Mucho tiempo atrás, cuando todavía era joven, había ido a Digha y averiguado lo que se sentía al ser mecida por el misterioso océano. Se quedó contemplando las montañas, la perfección de su quietud.

– El Himalaya estuvo una vez bajo el agua -dijo Sai; lo sabía por sus lecturas-. Hay amonitas fosilizadas en el Everest.

Ambas retomaron el libro de física.

Luego volvieron a dejarlo.

– Escúchame -le dijo Noni-, si se te presenta una oportunidad en la vida, aprovéchala. Fíjate en mí, debería haber pensado en el futuro cuando era joven. En vez de eso, sólo cuando ya era muy tarde caí en la cuenta de lo que debería haber hecho tiempo atrás. Solía soñar con ser arqueóloga. Iba al British Council y consultaba los libros sobre el rey Tutankamón… Pero mis padres no eran muy comprensivos, ya sabes, mi padre estaba chapado a la antigua, un hombre criado y educado únicamente para dar órdenes… Tienes que hacerlo por ti misma, Sai.

Probaron con la física una vez más, pero Noni no conseguía dilucidar el problema.

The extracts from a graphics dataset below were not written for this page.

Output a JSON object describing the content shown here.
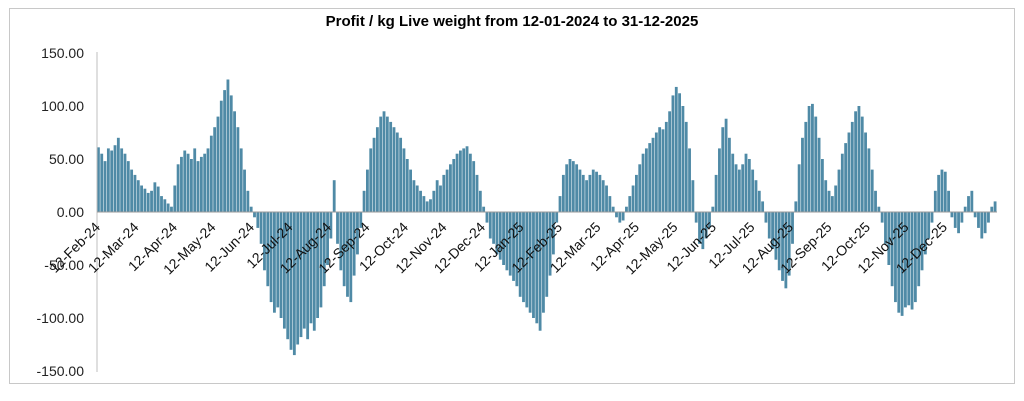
{
  "chart_data": {
    "type": "bar",
    "title": "Profit / kg Live weight from 12-01-2024 to 31-12-2025",
    "xlabel": "",
    "ylabel": "",
    "ylim": [
      -150,
      150
    ],
    "y_ticks": [
      "150.00",
      "100.00",
      "50.00",
      "0.00",
      "-50.00",
      "-100.00",
      "-150.00"
    ],
    "y_tick_values": [
      150,
      100,
      50,
      0,
      -50,
      -100,
      -150
    ],
    "x_ticks": [
      "12-Feb-24",
      "12-Mar-24",
      "12-Apr-24",
      "12-May-24",
      "12-Jun-24",
      "12-Jul-24",
      "12-Aug-24",
      "12-Sep-24",
      "12-Oct-24",
      "12-Nov-24",
      "12-Dec-24",
      "12-Jan-25",
      "12-Feb-25",
      "12-Mar-25",
      "12-Apr-25",
      "12-May-25",
      "12-Jun-25",
      "12-Jul-25",
      "12-Aug-25",
      "12-Sep-25",
      "12-Oct-25",
      "12-Nov-25",
      "12-Dec-25"
    ],
    "bar_color": "#4f8aa6",
    "series": [
      {
        "name": "Profit / kg Live weight",
        "values": [
          61,
          55,
          48,
          60,
          58,
          63,
          70,
          60,
          55,
          48,
          40,
          35,
          30,
          25,
          22,
          18,
          20,
          28,
          24,
          15,
          12,
          8,
          5,
          25,
          45,
          52,
          58,
          55,
          50,
          60,
          48,
          52,
          55,
          60,
          72,
          80,
          90,
          105,
          115,
          125,
          110,
          95,
          80,
          60,
          40,
          20,
          5,
          -5,
          -15,
          -30,
          -55,
          -70,
          -85,
          -95,
          -90,
          -100,
          -110,
          -120,
          -130,
          -135,
          -125,
          -118,
          -110,
          -120,
          -105,
          -112,
          -100,
          -90,
          -70,
          -50,
          -25,
          30,
          -30,
          -55,
          -70,
          -80,
          -85,
          -60,
          -40,
          -15,
          20,
          40,
          60,
          70,
          80,
          90,
          95,
          90,
          85,
          80,
          75,
          70,
          60,
          50,
          40,
          30,
          25,
          20,
          15,
          10,
          12,
          20,
          30,
          25,
          35,
          40,
          45,
          50,
          55,
          58,
          60,
          62,
          55,
          48,
          35,
          20,
          5,
          -10,
          -25,
          -30,
          -40,
          -45,
          -50,
          -55,
          -60,
          -65,
          -70,
          -80,
          -85,
          -90,
          -95,
          -100,
          -105,
          -112,
          -95,
          -80,
          -60,
          -40,
          -10,
          15,
          35,
          45,
          50,
          48,
          45,
          40,
          35,
          30,
          35,
          40,
          38,
          35,
          30,
          25,
          15,
          5,
          -5,
          -10,
          -8,
          5,
          15,
          25,
          35,
          45,
          55,
          60,
          65,
          70,
          75,
          80,
          78,
          85,
          95,
          110,
          118,
          112,
          100,
          85,
          60,
          30,
          -10,
          -30,
          -35,
          -25,
          -15,
          5,
          35,
          60,
          80,
          88,
          70,
          55,
          45,
          40,
          45,
          55,
          50,
          40,
          30,
          20,
          10,
          -10,
          -25,
          -35,
          -45,
          -55,
          -65,
          -72,
          -60,
          -30,
          10,
          45,
          70,
          85,
          100,
          102,
          90,
          70,
          50,
          30,
          20,
          15,
          25,
          40,
          55,
          65,
          75,
          85,
          95,
          100,
          90,
          75,
          60,
          40,
          20,
          5,
          -10,
          -30,
          -50,
          -70,
          -85,
          -95,
          -98,
          -90,
          -88,
          -92,
          -85,
          -70,
          -55,
          -40,
          -25,
          -10,
          20,
          35,
          40,
          38,
          20,
          -5,
          -15,
          -20,
          -10,
          5,
          15,
          20,
          -5,
          -15,
          -25,
          -20,
          -10,
          5,
          10
        ]
      }
    ]
  }
}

«Me temo que he agotado mis dotes para las ciencias y las matemáticas. Sai necesita un tutor más capacitado en estas materias», decía la nota para el juez con la que envió a Sai a casa.

– Qué mujer tan irresponsable, maldita sea -rezongó el juez, malhumorado porque el calor le recordaba su nacionalidad.

Esa misma tarde, poco después, le dictó a Sai una carta para el director del colegio mayor local.

«Si hay algún profesor o alumno de curso superior que dé tutorías, haga el favor de ponerlo en mi conocimiento, porque estamos buscando un auxiliar de matemáticas y ciencias.»

13

Apenas habían transcurrido unas pocas semanas soleadas cuando el rector contestó que podía recomendar a un estudiante prometedor que acababa de obtener la licenciatura pero aún no había encontrado trabajo.

El alumno era Gyan, un discreto estudiante de contabilidad que había pensado que el acto de ordenar números lo aliviaría; sin embargo, no había sido así precisamente, y de hecho, cuantas más sumas hacía, más columnas de estadísticas transcribía… bueno, aquello sencillamente parecía multiplicar el número de lugares en el que el conocimiento tangible remontaba el vuelo y desaparecía camino de la luna. Disfrutó del trayecto hasta Cho Oyu y experimentó una dicha sencilla y refrescante, aunque le llevó dos horas de camino cuesta arriba, desde Bong Busti, donde vivía, con la luz brillante entre los gruesos bambúes en retazos saltarines sembrados de estrellas que transmitían la sensación de un rielar líquido.

Al principio, Sai se mostró reacia a abandonar su inmersión en los National Geographic para ser encarcelada en el comedor con Gyan. Ante ellos, en un semicírculo, se hallaban los instrumentos de estudio dispuestos por el cocinero: regla, bolígrafos, globo terráqueo, papel cuadriculado, estuche de geometría y sacapuntas. El cocinero observó que propiciaban una atmósfera clínica similar a la que lo impresionaba en la farmacia, en la clínica y en el laboratorio médico, donde disfrutaba del silencio custodiado por las estanterías de medicamentos, la báscula y los termómetros, matraces, redomas, pipetas, la tenia transformada en un espécimen conservado en formol, las medidas inscritas ya en el recipiente.